- Into the House of Logic
- Should Reverse Engineering Be Illegal?
- Reverse Engineering Tools and Concepts
- Approaches to Reverse Engineering
- Methods of the Reverser
- Writing Interactive Disassembler (IDA) Plugins
- Decompiling and Disassembling Software
- Decompilation in Practice: Reversing helpctr.exe
- Automatic, Bulk Auditing for Vulnerabilities
- Writing Your Own Cracking Tools
- Building a Basic Code Coverage Tool
- Conclusion
Decompilation in Practice: Reversing helpctr.exe
The following example illustrates a reverse engineering session against helpctr.exe, a Microsoft program provided with the Windows XP OS. The program happens to have a security vulnerability known as a buffer overflow. This particular vulnerability was made public quite some time ago, so revealing it here does not pose a real security threat. What is important for our purposes is describing the process of revealing the fault through reverse engineering. We use IDA-Pro to disassemble the target software.
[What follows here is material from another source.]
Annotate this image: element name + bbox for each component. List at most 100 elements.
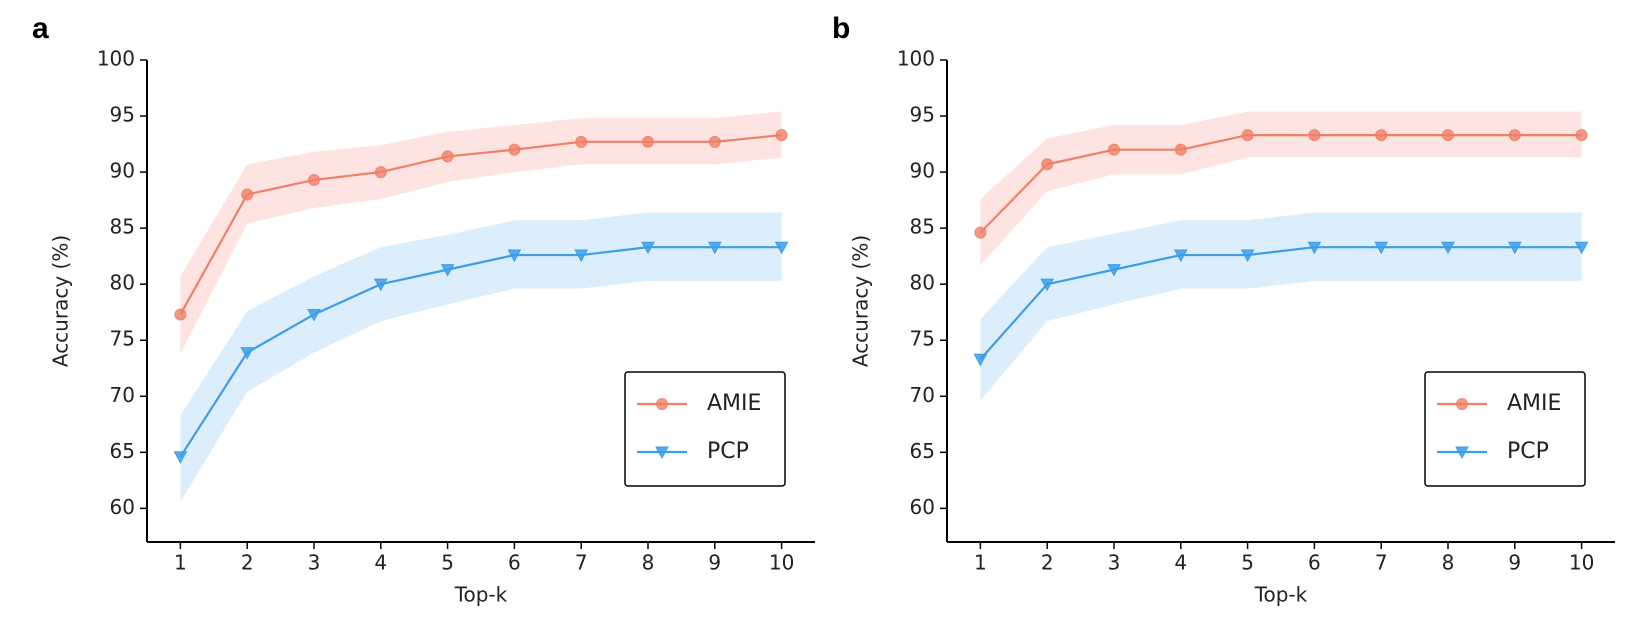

The target program produces a special debug file called a Dr. Watson log. We use only IDA and the information in the debug log to locate the exact coding error that caused the problem. Note that no source code is publicly available for the target software. Figure 3-4 shows IDA in action.
Figure 3-4 A screen shot of IDA-Pro reverse assembling the program helpctr.exe, which is included as part of the Microsoft Windows XP OS. As an exercise, we explore helpctr.exe for a buffer overflow vulnerability.
Bug Report
We learned of this vulnerability just like most people did, by reading a bug report posted to bugtraq, an industry mailing list forum where software problems and security issues are discussed. The report revealed only minor details about the problem. Most notably, the name of the executable and the input that caused the fault. The report revealed that the URL hcp://w.w.w.w.w.w.w.w.w.w.w.w.w.w.w.w.w.w.w.w.w.w.w.w.w.w.w.w., when supplied to Internet Explorer, caused helpctr.exe to launch. The URL does this by causing an application exception (which can be tickled remotely through a Web browser).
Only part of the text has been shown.